Pour le narrateur qui consigne ses phrases et, indirectement, pour l'ensemble de la communauté discursive à laquelle il se rattache, Gertrude est bien l'organisatrice triomphante d'une parole jamais entendue, et apparemment grosse de tous les possibles. Cependant, cette souveraineté solitaire est aussi ce qui la constitue en tentatrice. Fontanier exigeait de la métaphore qu'elle fût « vraie et juste, lumineuse, noble, naturelle, et enfin cohérente » 10. S'il est certain que le récit fait tout, dans La Symphonie pastorale, pour que ces qualificatifs s'appliquent très précisément au discours de l'aveugle, il apparaît aussi que cette justesse et cette luminosité, cette noblesse et ce naturel, et, surtout, cette cohérence, lui valent [63] d'être tout ensemble idéal et péril. A ne considérer que la dernière qualité, tout se passe comme si le système discursif proposé par Gertrude imposait au narrateur qu'elle fascine une vision du monde trompeuse à proportion de son pouvoir de réconciliation : d'où elle se fait entendre, et donne à penser qu'il est possible de parler, l'aveugle efface ce que la vie impose d'inconciliable, et il est permis de penser que la confusion intenable d'Eros et d'Agapé où se noue le drame du pasteur est au moins encouragée par une parole où des possibles éblouissants dissolvent toutes contradictions. Bref, à la reconstruction par la métaphore répond, à la limite, la désintégration de l'aptitude à vivre le monde comme il va.

     Ce n'est donc pas un hasard si, réveillée de son obscurité trop lumineuse, l'infirme guérie s'avise avant toute chose, comme d'un « secret mortel » 11, qu'à l'unité que postulait son langage correspondait une division de fait ; qu'il lui apparaissait « tout de suite [..] que la place [qu'elle occupait] était celle d'une autre » (p. 16) et, conjointement, que l'être unique qu'elle aimait était double, réparti entre le père et le fils 12. Homogénéité éclatée, dont plus rien, pour elle, n'est capable de rendre compte. Avec la péripétie de l'opération réussie, c'est toute l'ambition naïve, et sublime, d'un certain langage de dire la vie en l'inventant comme unité qui s'effondre. La métaphore se découvre fille des mensonges protecteurs de la nuit, et dès lors que règne la lumière impitoyable du grand jour, il lui faut disparaître. Autant que le cri de désespoir existentiel d'un être qui s'est perdu en un autre et ne se retrouve plus en lui, les dernières paroles de Gertrude peuvent se lire comme la déclaration de rupture adressée au monde par une parole dépossédée de la prise qu'elle avait sur lui :

 

Vous voyez bien qu'il ne me reste qu'à mourir. J'ai soif [...] J'étouffe. Laissez-moi seule. Ah! de vous parler ainsi, j'espérais être plus soulagée. Quittez-moi. Quittons-nous.
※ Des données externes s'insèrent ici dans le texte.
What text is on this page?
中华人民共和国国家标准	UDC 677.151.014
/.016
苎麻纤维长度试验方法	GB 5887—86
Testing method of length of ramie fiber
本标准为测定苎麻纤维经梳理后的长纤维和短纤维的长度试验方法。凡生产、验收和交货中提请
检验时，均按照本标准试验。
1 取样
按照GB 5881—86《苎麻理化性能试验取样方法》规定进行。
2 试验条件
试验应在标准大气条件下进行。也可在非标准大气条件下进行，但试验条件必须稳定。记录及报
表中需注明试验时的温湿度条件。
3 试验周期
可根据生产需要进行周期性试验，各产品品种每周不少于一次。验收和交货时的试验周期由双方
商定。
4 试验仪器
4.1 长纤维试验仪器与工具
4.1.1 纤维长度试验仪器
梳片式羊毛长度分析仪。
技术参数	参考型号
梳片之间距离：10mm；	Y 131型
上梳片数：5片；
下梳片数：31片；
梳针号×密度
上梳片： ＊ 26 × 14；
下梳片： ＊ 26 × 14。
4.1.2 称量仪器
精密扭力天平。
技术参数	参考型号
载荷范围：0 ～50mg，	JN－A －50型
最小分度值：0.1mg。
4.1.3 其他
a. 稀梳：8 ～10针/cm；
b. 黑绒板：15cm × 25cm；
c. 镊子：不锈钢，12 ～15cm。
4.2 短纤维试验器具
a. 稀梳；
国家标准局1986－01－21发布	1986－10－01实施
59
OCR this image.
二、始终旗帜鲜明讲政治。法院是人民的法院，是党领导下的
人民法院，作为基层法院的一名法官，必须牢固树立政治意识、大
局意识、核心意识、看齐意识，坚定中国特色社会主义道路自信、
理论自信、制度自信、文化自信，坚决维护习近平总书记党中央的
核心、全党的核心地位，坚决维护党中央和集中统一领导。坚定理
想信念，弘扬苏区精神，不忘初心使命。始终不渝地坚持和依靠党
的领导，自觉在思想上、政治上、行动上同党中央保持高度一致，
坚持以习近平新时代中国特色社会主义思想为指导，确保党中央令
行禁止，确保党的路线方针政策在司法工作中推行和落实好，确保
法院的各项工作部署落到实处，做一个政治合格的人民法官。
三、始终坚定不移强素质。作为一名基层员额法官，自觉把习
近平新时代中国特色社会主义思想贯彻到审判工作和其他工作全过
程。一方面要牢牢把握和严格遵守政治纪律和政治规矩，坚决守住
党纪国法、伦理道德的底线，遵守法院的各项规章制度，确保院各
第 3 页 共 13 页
Je ne supporte plus de vous voir. (p. 130)

 

     Réduite au silence, la métaphore va céder la place à la rivale que, [64] tout au long du récit, elle avait sans doute occultée, la métonymie. Revenant par un détour imprévu aux références bibliques, il est tentant de citer ici le parallèle plaisant établi par Gérard Genette entre les deux tropes : « Métonymie et Métaphore, ce sont les deux soeurs de l'Evangile : Marthe, l'active, la ménagère, qui s'affaire, va et vient, passe, chiffon en main, d'un objet à l'autre, etc., et Marie, la contemplative qui a "choisi la meilleure part " et ira droit au Ciel.  » 13 Et comment résister à l'envie de prolonger cette opposition en l'appliquant aux personnages féminins antagonistes de La Symphonie pastorale, Amélie-Marthe et Gertrude-Marie ? La question, à vrai dire, est de savoir si, dans ce récit, la hiérarchie réelle des deux figures de rhétorique est bien définie par la valorisation évidente accordée aux prestiges de la métaphore. Que l'aveugle soit l'objet explicite majeur de l'investissement narratif ne doit pas, à cet égard, occulter le fait que le travail de cette narration est, de bout en bout, placé sous le signe de la métonymie.

 

J'ai projeté d'écrire ici tout ce qui concerne la formation et le développement de cette âme pieuse, qu'il me semble que je n'ai fait sortir de la nuit que pour l'adoration et l'amour. 14

La tâche que se prescrit le pasteur à l'origine du récit n'est pas d'abord de peindre une épiphanie, mais de rapporter un cheminement, « la formation et le développement » d'une âme. Et s'il est vrai que le projet tel qu'il s'expose paraît rêver, téléologiquement autant que théologiquement, de faire culminer cette relation dans la non temporalité et la non spatialité triomphantes de « l'adoration et l'amour », il n'est pas moins certain que l'écriture, ici, sait qu'elle a à compter avec les pesanteurs du temps et de l'espace. Ce dont il s'agit, c'est de rendre compte du surgissement de l'extraordinaire dans l'ordinaire des jours et des lieux, c'est-à-dire de lui donner intelligibilité moyennant une série d'opérations intégratrices ; et si le propos va se problématisant à mesure que le narrateur découvre mieux ce que cette irruption implique de subversion, il n'en sera pas abandonné pour autant: jusqu'à la dernière ligne, le récit s'appliquera à dire les adhérences du réel avec les moyens du réel tel qu'il est contraint d'y adhérer, à savoir dans le registre de la métonymie.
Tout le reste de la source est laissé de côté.